İhracatta maden bulduk: Altın!

Alaattin AKTAŞ EKO ANALİZ ala.aktas@gmail.com

Ocak ayı ihracatının tahminlerin çok üstünde gelmesinin sırrı büyük ölçüde çözüldü. Türkiye, ihracatta deyim yerindeyse adeta "maden buldu". Bu madenin adı altın. Daha önce de gündeme getirdiğimiz 71'inci fasıldan ocak ayında tam 1 milyar 35 milyon dolarlık ihracat gerçekleştirildi. Bu rakam, toplam ihracatın yüzde 13'ten fazlasını oluşturuyor. İhracat belli ki daha çok İsviçre'ye yapıldı. İsviçre de ocak ayında en çok ihracat gerçekleştirdiğimiz ülkeler arasında, yüzde 10'u aşan payla birinci sıraya oturdu.

Ne olmuştu peki, ihracatta böylesine önemli bir yer tutmaya başlayan bu 71'inci fasıl kapsamında neler satıyorduk?  71'inci fasıl, "inciler, kıymetli taş ve metal mamulleri" diye özetlenebilecek bir içeriğe sahipti. Bizim de satacak öyle milyar dolarlık incimiz, kıymetli taşımız olmadığına ve yeni maden sahaları keşfetmediğimize göre…

Hem ayrıca, Türkiye İstatistik Kurumu kayıtlarında milyar dolar olarak yer alan bu kalem, Türkiye İhracatçılar Meclisi'nin ihracat kayıtlarında görünmüyordu. Bu yüzden, TİM'in rakamları, TÜİK'in rakamlarından daha aşağıda kalmıştı. Bu da ilk bakışta can sıkıyordu; resmi kayıtlarda yer alan ve ihracatın büyük görünmesini sağlayan bir rakam, ihracatçı birliklerinin kayıtlarında yoktu.

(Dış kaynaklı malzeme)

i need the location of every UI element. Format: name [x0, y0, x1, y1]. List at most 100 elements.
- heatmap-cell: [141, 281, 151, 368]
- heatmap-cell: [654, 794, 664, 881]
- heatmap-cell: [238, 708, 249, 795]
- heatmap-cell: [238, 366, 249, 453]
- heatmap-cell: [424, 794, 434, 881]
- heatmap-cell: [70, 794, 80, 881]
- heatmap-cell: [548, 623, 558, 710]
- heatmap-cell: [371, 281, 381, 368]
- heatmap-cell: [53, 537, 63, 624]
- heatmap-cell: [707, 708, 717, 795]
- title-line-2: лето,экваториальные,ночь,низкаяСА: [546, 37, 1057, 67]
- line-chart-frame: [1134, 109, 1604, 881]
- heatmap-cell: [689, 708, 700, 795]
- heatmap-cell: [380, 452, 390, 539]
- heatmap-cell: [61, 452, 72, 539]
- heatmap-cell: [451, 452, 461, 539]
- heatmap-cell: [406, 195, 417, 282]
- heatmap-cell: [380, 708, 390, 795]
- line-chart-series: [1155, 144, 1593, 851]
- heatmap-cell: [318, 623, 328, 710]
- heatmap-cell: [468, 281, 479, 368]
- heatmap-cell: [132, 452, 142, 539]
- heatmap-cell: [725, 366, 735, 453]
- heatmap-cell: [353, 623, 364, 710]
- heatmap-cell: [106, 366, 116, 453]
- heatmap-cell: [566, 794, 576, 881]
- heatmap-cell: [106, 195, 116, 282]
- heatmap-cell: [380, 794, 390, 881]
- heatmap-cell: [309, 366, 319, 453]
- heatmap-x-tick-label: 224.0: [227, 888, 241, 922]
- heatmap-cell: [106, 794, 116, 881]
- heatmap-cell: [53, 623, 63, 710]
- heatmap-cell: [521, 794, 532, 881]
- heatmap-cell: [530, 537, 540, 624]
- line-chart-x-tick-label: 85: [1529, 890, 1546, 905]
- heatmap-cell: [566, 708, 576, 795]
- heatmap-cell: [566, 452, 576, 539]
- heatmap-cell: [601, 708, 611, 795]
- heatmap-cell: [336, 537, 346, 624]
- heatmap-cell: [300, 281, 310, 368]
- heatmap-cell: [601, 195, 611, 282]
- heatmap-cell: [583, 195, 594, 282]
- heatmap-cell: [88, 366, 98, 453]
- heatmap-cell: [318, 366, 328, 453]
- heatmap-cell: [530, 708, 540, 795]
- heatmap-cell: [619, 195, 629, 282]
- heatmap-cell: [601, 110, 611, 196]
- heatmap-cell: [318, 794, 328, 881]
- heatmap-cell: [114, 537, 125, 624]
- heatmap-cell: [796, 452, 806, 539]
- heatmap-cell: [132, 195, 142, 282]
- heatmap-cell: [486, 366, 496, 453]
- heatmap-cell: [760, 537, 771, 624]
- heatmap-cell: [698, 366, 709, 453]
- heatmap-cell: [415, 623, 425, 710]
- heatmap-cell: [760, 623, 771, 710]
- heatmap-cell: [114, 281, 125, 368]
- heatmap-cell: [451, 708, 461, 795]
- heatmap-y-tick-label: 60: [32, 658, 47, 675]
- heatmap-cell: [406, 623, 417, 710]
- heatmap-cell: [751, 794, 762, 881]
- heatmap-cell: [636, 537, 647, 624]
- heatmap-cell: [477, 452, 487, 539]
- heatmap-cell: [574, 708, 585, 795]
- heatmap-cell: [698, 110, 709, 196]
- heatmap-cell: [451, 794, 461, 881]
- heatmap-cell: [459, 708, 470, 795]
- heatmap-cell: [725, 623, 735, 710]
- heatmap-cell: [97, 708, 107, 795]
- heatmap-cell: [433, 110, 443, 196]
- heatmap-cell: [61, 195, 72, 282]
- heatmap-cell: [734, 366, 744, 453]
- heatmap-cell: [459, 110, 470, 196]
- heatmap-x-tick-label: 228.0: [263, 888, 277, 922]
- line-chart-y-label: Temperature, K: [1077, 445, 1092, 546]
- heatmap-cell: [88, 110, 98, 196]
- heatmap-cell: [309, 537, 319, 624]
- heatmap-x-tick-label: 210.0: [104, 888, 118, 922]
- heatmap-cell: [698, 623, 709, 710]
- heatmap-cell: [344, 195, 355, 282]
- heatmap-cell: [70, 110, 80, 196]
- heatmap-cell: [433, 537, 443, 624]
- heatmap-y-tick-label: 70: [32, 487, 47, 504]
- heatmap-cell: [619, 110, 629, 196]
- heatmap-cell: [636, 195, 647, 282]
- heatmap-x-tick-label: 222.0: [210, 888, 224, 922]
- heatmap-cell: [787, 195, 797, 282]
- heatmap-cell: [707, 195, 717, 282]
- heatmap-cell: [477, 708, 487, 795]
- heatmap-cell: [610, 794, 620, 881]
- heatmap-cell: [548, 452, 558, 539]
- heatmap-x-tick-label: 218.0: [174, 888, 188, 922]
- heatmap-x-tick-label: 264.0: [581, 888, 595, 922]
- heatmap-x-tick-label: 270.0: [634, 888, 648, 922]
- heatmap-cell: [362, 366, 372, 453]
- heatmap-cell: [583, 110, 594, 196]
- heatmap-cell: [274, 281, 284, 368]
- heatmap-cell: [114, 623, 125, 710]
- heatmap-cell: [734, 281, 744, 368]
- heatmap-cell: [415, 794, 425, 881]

Biraz detaya inince, bu rekor ihracatın kaynağı ortaya çıkıverdi. Ocak ayında 71'inci fasıl kapsamında gerçekleştirilen 1 milyar 35 milyon dolarlık ihracatın yaklaşık 900 milyon doları altından oluşuyordu. Bu ihracat da daha çok İsviçre'ye yapılmıştı. Külçe altın biçiminde gerçekleştirilen ihracat, "işlenmemiş değerli maden" sınıfına giriyordu. Bu yüzden de bu ihracat, Türkiye İhracatçılar Meclisi verilerinde kapsanmıyordu. İşlenmemiş değerli madenlerin yanı sıra yabancı uçak ve gemilere verilen akaryakıt ile yine yabancı uçaklara sağlanan kumanyalar da TİM rakamlarında yer almıyordu. Bunu da bir not olarak aktarmış olalım.

Altın fiyatlarının hızla yükseliyor olması, belli ki ellerindeki altını değerlendirmek isteyen bankaları ve piyasadan topladıkları altını eriterek külçe haline getiren kuyumcu ve benzeri kurumları harekete geçirmiş bulunuyor. Aslında bu durum, bu yıla özgü de değil. Türkiye, altın ihracatını bir anlamda geçen yıl keşfetti. Geçen yılın ocak ayında da hemen hemen tümü altından oluşmak üzere 71'inci fasıldan 1 milyar 92 milyon dolarlık ihracat gerçekleştirildi. Bu ihracat, geçen ocaktaki toplam 10.6 milyar dolarlık ihracatın onda birini oluşturmuştu. Söz konusu fasıldan geçen yılın tümünde gerçekleştirilen ihracat 5 milyar 384 milyon doları bulmuştu. 2007 yılının tümünde bu fasıldan yapılan ihracat da 2 milyar 624 milyon dolardı.

71'inci fasıl kapsamında 2003 yılında 810 milyon, 2004'te 1 milyar 64 milyon, 2005'te 1 milyar 326 milyon, 2006'da 1 milyar 824 milyon dolarlık ihracat yapıldı.

Son iki yılda, yalnızca ocak aylarında gerçekleştirilen ihracat, 2005 öncesinin yıllık ihracatlarını geride bıraktı. Bunda iki etken rol oynuyor kuşkusuz. Birincisi, altın fiyatları baş döndürücü bir artış gösteriyor, ikincisi de bu fiyat artışının etkisiyle ihracat, miktar yönünden de tırmanıyor. Böylece, birim fiyatlardaki artışın körüklediği miktar artışıyla birlikte altındaki toplam ihracat rekor düzeylere ulaşıyor.